Sports fans in Northeast Ohio have seen a lot in recent years. The Indians exciting rise to dominance in the American League . . . and their heartbreaking loss in Game Seven. The traitorous Browns move . . . and the team s hope-filled return. The blossoming of stars like Jim Thome and Omar Vizquel, the departure of fan favorites like Mark Price and Manny Ramirez, and the floundering of various overpaid disappointments. And through it all there has been one if something remarkable happens in local sports, Terry Pluto writes about it well. No sportswriter in Ohio has won more praise in the past decade. For good reasons. Pluto writes about sports as if they truly matter because they do to the many thousands of us who start our day with the sports pages. And he finds the stories with meaning beyond the box scores. Whether it s the honorable frustration of coaching a losing high school team, the sad truth of a promising career wasted, the exhilaration of youthful talent, or the satisfaction of hard-earned success. This is the first book to collect the finest of Terry Pluto s sportswriting from the Akron Beacon Journal. For his legion of regular readers, it offers a chance to relive a decade s worth of highlights. For newcomers to Pluto, it is a wonderful introduction to one of the best writers in the world of sports.
Terry Pluto is a sports columnist for the Plain Dealer. He has twice been honored by the Associated Press Sports Editors as the nations top sports columnist for medium-sized newspapers. He is a nine-time winner of the Ohio Sports Writer of the Year award and has received more than 50 state and local writing awards. In 2005 he was inducted into the Cleveland Journalism Hall of Fame. He is the author of 23 books, including The Curse of Rocky Colavito (selected by the New York Times as one of the five notable sports books of 1989), and Loose Balls, which was ranked number 13 on Sports Illustrateds list of the top 100 sports books of all time. He was called Perhaps the best American writer of sports books, by the Chicago Tribune in 1997. He lives with his wife, Roberta, in Akron, Ohio."
I think Terry Pluto would be a fun guy to hang around. He's got tons of sports stories in his career and he seems like a really nice, humble guy. He's not hung up on himself like some jocks would be and instead even writes about his ineptness in playing sports (He said he didn't "play" basketball but rather "sat" basketball, referring to the time he spent on the bench during games).
That said, my advice in reading this book is to take it slowly, almost as if reading his columns in the paper daily, one at a time, rather than trying to forge through several. There is repetition, but it's mainly because they are compiled over years. He writes of a radio friend often. It seems very repetitive, but remember, he actually wrote them over several years.

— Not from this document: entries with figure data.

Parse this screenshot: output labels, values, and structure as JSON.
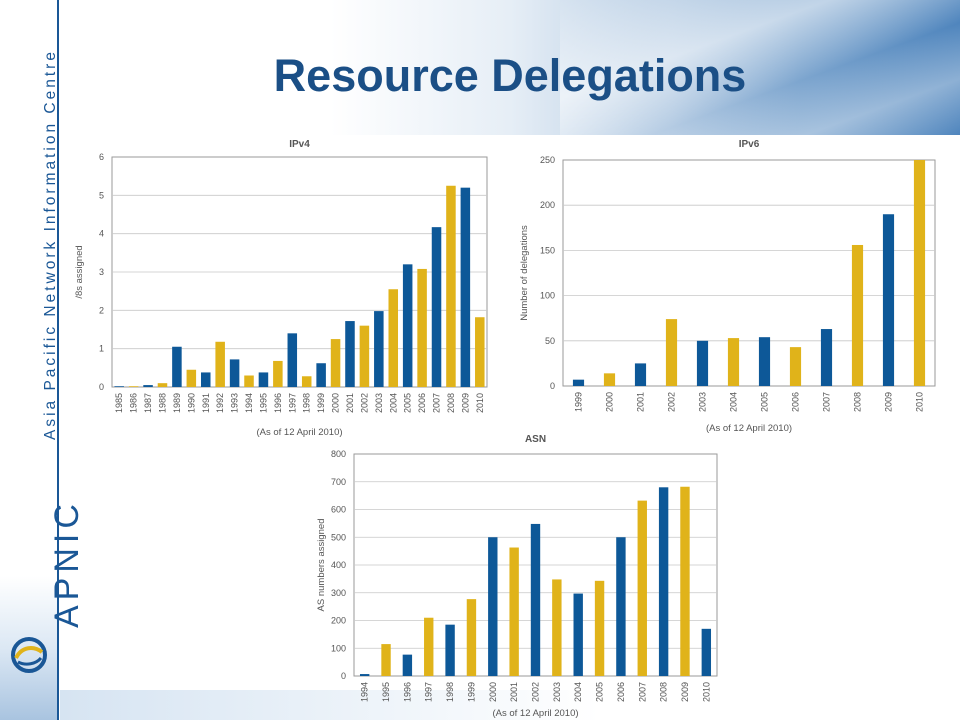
{
  "title": "Resource Delegations",
  "sidebar": {
    "org_name": "Asia Pacific Network Information Centre",
    "brand": "APNIC"
  },
  "colors": {
    "blue": "#0d5898",
    "gold": "#e0b31a",
    "title": "#1b4f86"
  },
  "chart_data": [
    {
      "type": "bar",
      "title": "IPv4",
      "ylabel": "/8s assigned",
      "note": "(As of 12 April 2010)",
      "ylim": [
        0,
        6
      ],
      "yticks": [
        0,
        1,
        2,
        3,
        4,
        5,
        6
      ],
      "grid": true,
      "categories": [
        "1985",
        "1986",
        "1987",
        "1988",
        "1989",
        "1990",
        "1991",
        "1992",
        "1993",
        "1994",
        "1995",
        "1996",
        "1997",
        "1998",
        "1999",
        "2000",
        "2001",
        "2002",
        "2003",
        "2004",
        "2005",
        "2006",
        "2007",
        "2008",
        "2009",
        "2010"
      ],
      "values": [
        0.02,
        0.02,
        0.05,
        0.1,
        1.05,
        0.45,
        0.38,
        1.18,
        0.72,
        0.3,
        0.38,
        0.68,
        1.4,
        0.28,
        0.62,
        1.25,
        1.72,
        1.6,
        1.98,
        2.55,
        3.2,
        3.08,
        4.17,
        5.25,
        5.2,
        1.82
      ],
      "bar_colors": [
        "blue",
        "gold",
        "blue",
        "gold",
        "blue",
        "gold",
        "blue",
        "gold",
        "blue",
        "gold",
        "blue",
        "gold",
        "blue",
        "gold",
        "blue",
        "gold",
        "blue",
        "gold",
        "blue",
        "gold",
        "blue",
        "gold",
        "blue",
        "gold",
        "blue",
        "gold"
      ]
    },
    {
      "type": "bar",
      "title": "IPv6",
      "ylabel": "Number of delegations",
      "note": "(As of 12 April 2010)",
      "ylim": [
        0,
        250
      ],
      "yticks": [
        0,
        50,
        100,
        150,
        200,
        250
      ],
      "grid": true,
      "categories": [
        "1999",
        "2000",
        "2001",
        "2002",
        "2003",
        "2004",
        "2005",
        "2006",
        "2007",
        "2008",
        "2009",
        "2010"
      ],
      "values": [
        7,
        14,
        25,
        74,
        50,
        53,
        54,
        43,
        63,
        156,
        190,
        250
      ],
      "bar_colors": [
        "blue",
        "gold",
        "blue",
        "gold",
        "blue",
        "gold",
        "blue",
        "gold",
        "blue",
        "gold",
        "blue",
        "gold"
      ]
    },
    {
      "type": "bar",
      "title": "ASN",
      "ylabel": "AS numbers assigned",
      "note": "(As of 12 April 2010)",
      "ylim": [
        0,
        800
      ],
      "yticks": [
        0,
        100,
        200,
        300,
        400,
        500,
        600,
        700,
        800
      ],
      "grid": true,
      "categories": [
        "1994",
        "1995",
        "1996",
        "1997",
        "1998",
        "1999",
        "2000",
        "2001",
        "2002",
        "2003",
        "2004",
        "2005",
        "2006",
        "2007",
        "2008",
        "2009",
        "2010"
      ],
      "values": [
        7,
        115,
        77,
        210,
        185,
        277,
        500,
        463,
        548,
        348,
        297,
        343,
        500,
        632,
        680,
        682,
        170
      ],
      "bar_colors": [
        "blue",
        "gold",
        "blue",
        "gold",
        "blue",
        "gold",
        "blue",
        "gold",
        "blue",
        "gold",
        "blue",
        "gold",
        "blue",
        "gold",
        "blue",
        "gold",
        "blue"
      ]
    }
  ]
}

His columns about his father's stroke and subsequent passing are very heartfelt. Again, though, when read in in bundles, they lose some of the real impact.
Pluto captures a time of sports, the 1990s, when things were a bit.. different. There's the beginning of steroid use and the "big" salaries of, wait for it.. $1 million or more a season! He writes of the 1994 baseball strike and it offers a nice perspective of how we felt back then, reminding fans of the bitterness of not having baseball that summer.

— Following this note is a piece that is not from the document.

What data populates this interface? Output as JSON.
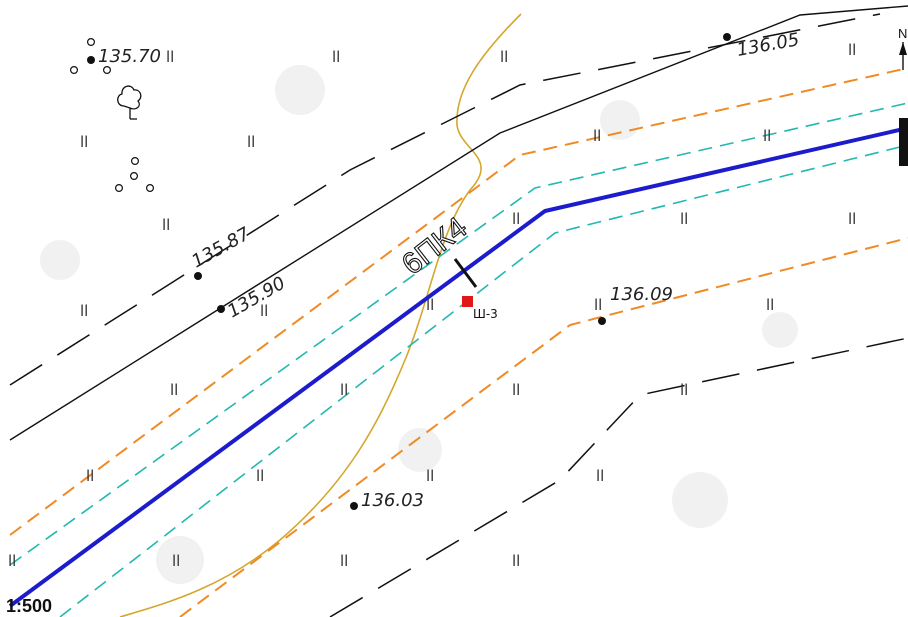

He also has a column about a young high school basketball phenom ... LeBron James. He also writes of a lot of the Cleveland teams and, unless you're a real sports fan or from that area, some may not have the impact or feel to the reader.
This is a nice collection, but again, read it slowly and savor them. It's like eating a good meal. You don't scarf down the steak but instead enjoy it over time.

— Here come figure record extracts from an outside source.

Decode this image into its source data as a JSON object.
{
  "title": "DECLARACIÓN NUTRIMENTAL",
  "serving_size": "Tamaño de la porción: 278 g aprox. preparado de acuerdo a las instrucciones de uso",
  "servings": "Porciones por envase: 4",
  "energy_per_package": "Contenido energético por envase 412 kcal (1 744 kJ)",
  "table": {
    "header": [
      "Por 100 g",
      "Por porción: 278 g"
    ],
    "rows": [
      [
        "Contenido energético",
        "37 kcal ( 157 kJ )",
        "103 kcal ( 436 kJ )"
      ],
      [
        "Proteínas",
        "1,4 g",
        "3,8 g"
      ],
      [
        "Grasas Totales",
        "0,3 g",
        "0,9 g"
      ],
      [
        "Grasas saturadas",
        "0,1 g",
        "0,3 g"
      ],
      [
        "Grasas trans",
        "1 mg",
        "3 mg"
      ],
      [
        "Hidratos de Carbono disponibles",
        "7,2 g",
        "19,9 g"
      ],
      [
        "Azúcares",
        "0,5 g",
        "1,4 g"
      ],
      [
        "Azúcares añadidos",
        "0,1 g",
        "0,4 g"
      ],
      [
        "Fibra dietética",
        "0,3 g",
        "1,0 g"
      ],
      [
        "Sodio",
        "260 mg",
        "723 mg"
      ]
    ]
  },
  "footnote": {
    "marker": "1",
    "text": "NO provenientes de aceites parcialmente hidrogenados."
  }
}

If you were in Northeast Ohio and followed sporting events, Terry Pluto brings back many memories. Some good, some not. Excellent writer and recommend.
I didn't start reading Pluto until he joined the Cleveland Plain Dealer in I believe 2009 or 2010, so I was interested in reading this book. While I liked a lot of the Browns coverage, I hated most of the Indians coverage. A lot of the Indians coverage regurgitated the same points, statistics, and facts over and over even though they were written months or years apart. I also enjoyed a lot of the high school columns in the book. Pluto is a man of faith, which is fine, but in some of his columns his faith comes on really strong. Not a bad thing for some, but for me at times, these columns got a little too preachy.